Historically, French primary schools follow a four-day school week with schools being closed on Wednesdays, giving children a day off in the middle of the week. This schedule was replaced by a national reform reallocating weekday classes to Wednesday mornings and introducing three hours of optional daily extracurricular activities. Given that French households continue to display a traditional division of gender roles, this reform had the potential to reshape working mothers’ professional lives by easing childcare responsibilities. Previous research has shown that women’s greater demand for flexible work hours is coupled with the lower wages, contributing to the persistence of the gender wage gap.

As the debate about implementing four-day school weeks spreads globally, this is the first study to assess the French school week reform’s professional impact on mothers. Using French labor force data, this study evaluated whether mothers’ demand for flexible work hours decreased when schools added class time on Wednesdays. Next, the study investigated whether mothers were rewarded for increasing their availability to work longer, more regular hours during the week.

Findings

Having children decreases women’s chances of having a regular Monday to Friday workweek, contributing to the persistence of the gender wage gap. To test the impact of France’s reform, “treated mothers,” those whose youngest children were in primary school, were compared with the “control group” of mothers, whose youngest children were in middle school, so they already had class on every weekday.

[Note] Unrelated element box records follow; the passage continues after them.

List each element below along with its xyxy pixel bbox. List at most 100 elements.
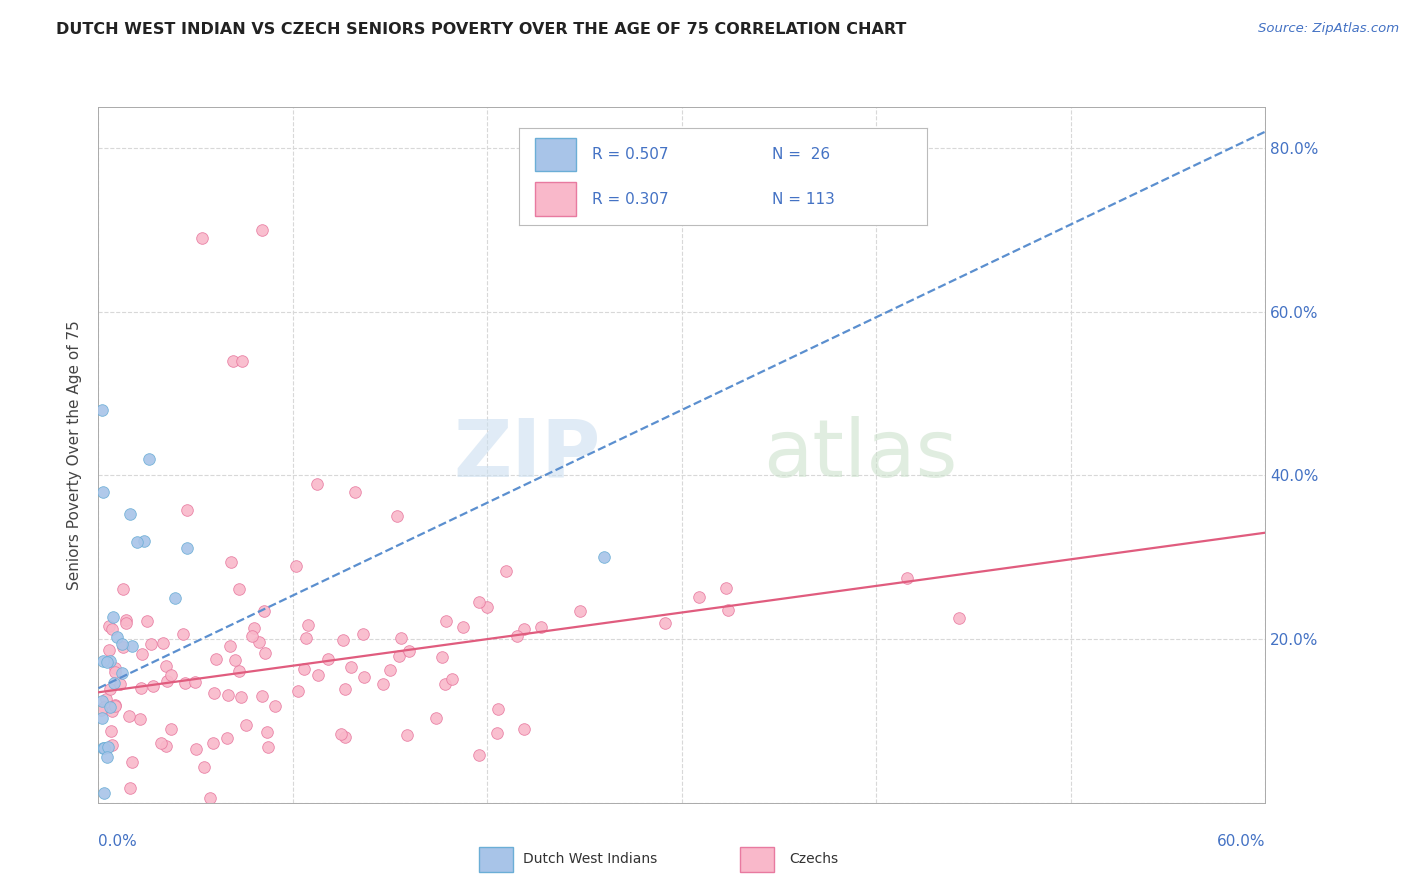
Point xyxy=(100,681,122,696)
Point xyxy=(495,564,517,578)
Point xyxy=(264,698,287,713)
Point xyxy=(118,507,141,521)
Point xyxy=(593,550,616,565)
Point xyxy=(105,631,128,645)
Point xyxy=(90,703,112,717)
Point xyxy=(205,652,228,666)
Point xyxy=(506,629,529,643)
Point xyxy=(432,650,454,665)
Point xyxy=(224,653,246,667)
Point xyxy=(131,647,153,661)
Point xyxy=(247,635,270,649)
Point xyxy=(434,615,457,629)
Point xyxy=(284,558,307,573)
Point xyxy=(256,724,278,739)
Point xyxy=(120,780,142,795)
Point xyxy=(948,611,970,625)
Point xyxy=(93,700,115,714)
Point xyxy=(91,403,114,417)
Text: 0.0%: 0.0% xyxy=(98,834,138,849)
Point xyxy=(235,717,257,731)
Point xyxy=(149,736,172,750)
Point xyxy=(163,591,186,605)
Point xyxy=(254,646,277,660)
Point xyxy=(475,600,498,615)
Text: N = 113: N = 113 xyxy=(772,192,835,207)
Point xyxy=(333,730,356,744)
Point xyxy=(485,726,508,740)
Point xyxy=(96,691,118,706)
Point xyxy=(398,644,420,658)
Point xyxy=(191,231,214,245)
Point xyxy=(104,699,127,714)
Point xyxy=(91,711,114,725)
Point xyxy=(101,738,124,752)
Point xyxy=(115,613,138,627)
Bar xyxy=(478,847,513,872)
Point xyxy=(896,571,918,585)
Point xyxy=(93,741,115,756)
Point xyxy=(292,662,315,676)
Point xyxy=(135,614,157,628)
Point xyxy=(295,631,318,645)
Point xyxy=(159,667,181,681)
Text: DUTCH WEST INDIAN VS CZECH SENIORS POVERTY OVER THE AGE OF 75 CORRELATION CHART: DUTCH WEST INDIAN VS CZECH SENIORS POVER… xyxy=(56,22,907,37)
Point xyxy=(155,739,177,753)
Point xyxy=(100,724,122,739)
Point xyxy=(186,741,208,756)
Point xyxy=(139,637,162,651)
Point xyxy=(117,709,139,723)
Point xyxy=(111,665,134,680)
Point xyxy=(250,223,273,237)
Point xyxy=(380,663,402,677)
Point xyxy=(172,627,194,641)
Point xyxy=(569,604,592,618)
Point xyxy=(297,617,319,632)
Point xyxy=(343,484,366,499)
Point xyxy=(104,661,127,675)
Y-axis label: Seniors Poverty Over the Age of 75: Seniors Poverty Over the Age of 75 xyxy=(67,320,83,590)
Point xyxy=(112,640,135,654)
Point xyxy=(93,484,115,499)
Point xyxy=(316,652,339,666)
Point xyxy=(441,672,464,686)
Point xyxy=(215,731,238,746)
Point xyxy=(433,677,456,691)
Point xyxy=(156,673,179,688)
Point xyxy=(138,452,160,467)
Point xyxy=(717,602,740,616)
Point xyxy=(513,722,536,736)
Text: Dutch West Indians: Dutch West Indians xyxy=(523,852,657,865)
Point xyxy=(243,622,266,636)
Point xyxy=(468,747,491,762)
Point xyxy=(451,620,474,634)
Point xyxy=(387,509,409,524)
Text: R = 0.507: R = 0.507 xyxy=(592,146,668,161)
Point xyxy=(101,622,124,636)
Point xyxy=(353,670,375,684)
Text: 60.0%: 60.0% xyxy=(1218,834,1265,849)
Point xyxy=(127,534,149,549)
Point xyxy=(200,791,222,805)
Text: ZIP: ZIP xyxy=(453,416,600,494)
Text: R = 0.307: R = 0.307 xyxy=(592,192,669,207)
Point xyxy=(93,786,115,800)
Point xyxy=(486,702,509,716)
Point xyxy=(100,704,122,718)
Point xyxy=(155,658,177,673)
Point xyxy=(654,615,676,630)
Point xyxy=(228,582,250,596)
Point xyxy=(104,665,127,679)
Point xyxy=(98,618,121,632)
Point xyxy=(96,656,118,670)
Point xyxy=(121,755,143,769)
Point xyxy=(104,698,127,713)
Point xyxy=(307,477,329,491)
Point xyxy=(714,581,737,595)
Point xyxy=(425,711,447,725)
Point xyxy=(256,740,278,755)
Point xyxy=(128,712,150,726)
Point xyxy=(129,681,152,696)
Point xyxy=(228,665,250,679)
Point xyxy=(114,616,136,631)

  • In the pre-reform period, more than 40% of working mothers with primary school children stayed home on Wednesdays, compared to only 35% of those with older children.
  • Treated mothers took advantage of the reform to adopt a regular Monday to Friday workweek.
    • Treated mothers closed 40% of the pre-reform Wednesday-gap with the control group, displaying greater impact over time.
    • Some mothers took advantage of the reform and switched their work hours from Saturdays to Wednesdays.
    • Treated mothers’ probability of working part-time decreased by 5% compared to the pre-reform mean.
    • Overall, treated mothers increased their number of workdays, halving the pre-reform gap with the control group.
  • Treated mothers experienced a 1.5% increase in hourly wages relative to the pre-reform levels, corresponding to a 6% decrease in the pre-reform gender wage gap.
  • The reform’s effects on fulltime work and wages were driven by highly skilled mothers.
    • Highly skilled mothers’ weekly work hours increased by an average of almost one hour.
    • Highly skilled mothers’ wages increased by more than 3%.
    • This effect corresponds to a 10% decrease in the pre-reform gender wage gap.
  • Fathers’ probability of working on Wednesdays did not differ from other weekdays either before or after the reform.

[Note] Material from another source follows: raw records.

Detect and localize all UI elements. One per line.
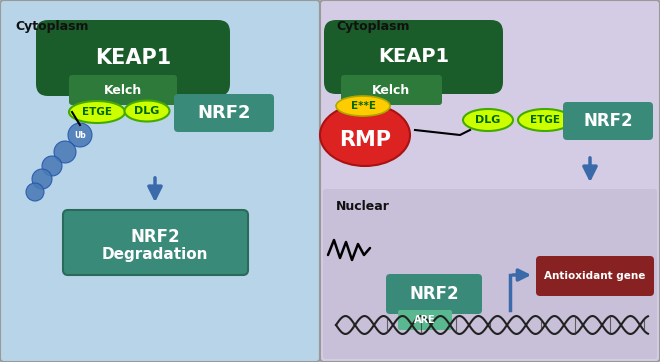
Ellipse shape	[336, 96, 390, 116]
FancyBboxPatch shape	[323, 189, 657, 359]
FancyBboxPatch shape	[536, 256, 654, 296]
FancyBboxPatch shape	[320, 0, 660, 362]
Text: Cytoplasm: Cytoplasm	[15, 20, 88, 33]
Text: ETGE: ETGE	[82, 107, 112, 117]
FancyBboxPatch shape	[36, 20, 230, 96]
Ellipse shape	[518, 109, 572, 131]
FancyBboxPatch shape	[69, 75, 177, 105]
Text: DLG: DLG	[135, 106, 160, 116]
Text: RMP: RMP	[339, 130, 391, 150]
FancyBboxPatch shape	[386, 274, 482, 314]
Ellipse shape	[69, 101, 125, 123]
Text: ARE: ARE	[414, 315, 436, 325]
Ellipse shape	[463, 109, 513, 131]
Text: NRF2: NRF2	[130, 228, 180, 246]
Text: KEAP1: KEAP1	[378, 47, 449, 67]
FancyBboxPatch shape	[0, 0, 320, 362]
Text: Ub: Ub	[74, 130, 86, 139]
FancyBboxPatch shape	[63, 210, 248, 275]
Text: KEAP1: KEAP1	[95, 48, 171, 68]
Text: NRF2: NRF2	[197, 104, 251, 122]
Text: Antioxidant gene: Antioxidant gene	[544, 271, 645, 281]
Ellipse shape	[320, 104, 410, 166]
FancyBboxPatch shape	[341, 75, 442, 105]
Circle shape	[26, 183, 44, 201]
Text: Kelch: Kelch	[104, 84, 142, 97]
Text: ETGE: ETGE	[530, 115, 560, 125]
Ellipse shape	[125, 101, 170, 122]
Text: Cytoplasm: Cytoplasm	[336, 20, 409, 33]
FancyBboxPatch shape	[398, 310, 452, 330]
Circle shape	[68, 123, 92, 147]
Circle shape	[54, 141, 76, 163]
Circle shape	[32, 169, 52, 189]
Text: E**E: E**E	[350, 101, 376, 111]
Text: Kelch: Kelch	[372, 84, 410, 97]
FancyBboxPatch shape	[563, 102, 653, 140]
Text: Nuclear: Nuclear	[336, 200, 390, 213]
FancyBboxPatch shape	[324, 20, 503, 94]
Circle shape	[42, 156, 62, 176]
Text: NRF2: NRF2	[583, 112, 633, 130]
Text: Degradation: Degradation	[102, 248, 209, 262]
Text: NRF2: NRF2	[409, 285, 459, 303]
Text: DLG: DLG	[475, 115, 501, 125]
FancyBboxPatch shape	[174, 94, 274, 132]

These findings demonstrate that once constraints were relaxed, mothers were more likely to work on Wednesdays and to work full-time. By working longer and more regular hours, mothers were able to reduce the gender wage gap. These results are consistent with the canonical consumption/leisure two-period model with promotion, which shows how mothers’ optimal time allocation responds to the provision of free childcare and explains why highly skilled mothers had a greater labor supply response to the reform. Overall, this study indicates that the four-day school week may hurt mothers’ professional prospects, particularly for highly skilled women.

Methodology

This study was conducted using a difference-in-differences policy analysis, focusing on a sample of 175,528 French mothers aged 18-55 whose youngest child was 6-14 years old, and 149,794 fathers within the same parameters, excluding those working in schools. This study compared French mothers whose youngest child was primary school age (6-11 years old) with mothers whose youngest child was middle school age (12-14 years old). The data for this study come from the 2009-2016 waves of the French Labor Force Survey, as well as the Enrysco database. The empirical results of this study were shown to be consistent with a simple theoretical framework, the canonical consumption/leisure two-period model with promotion.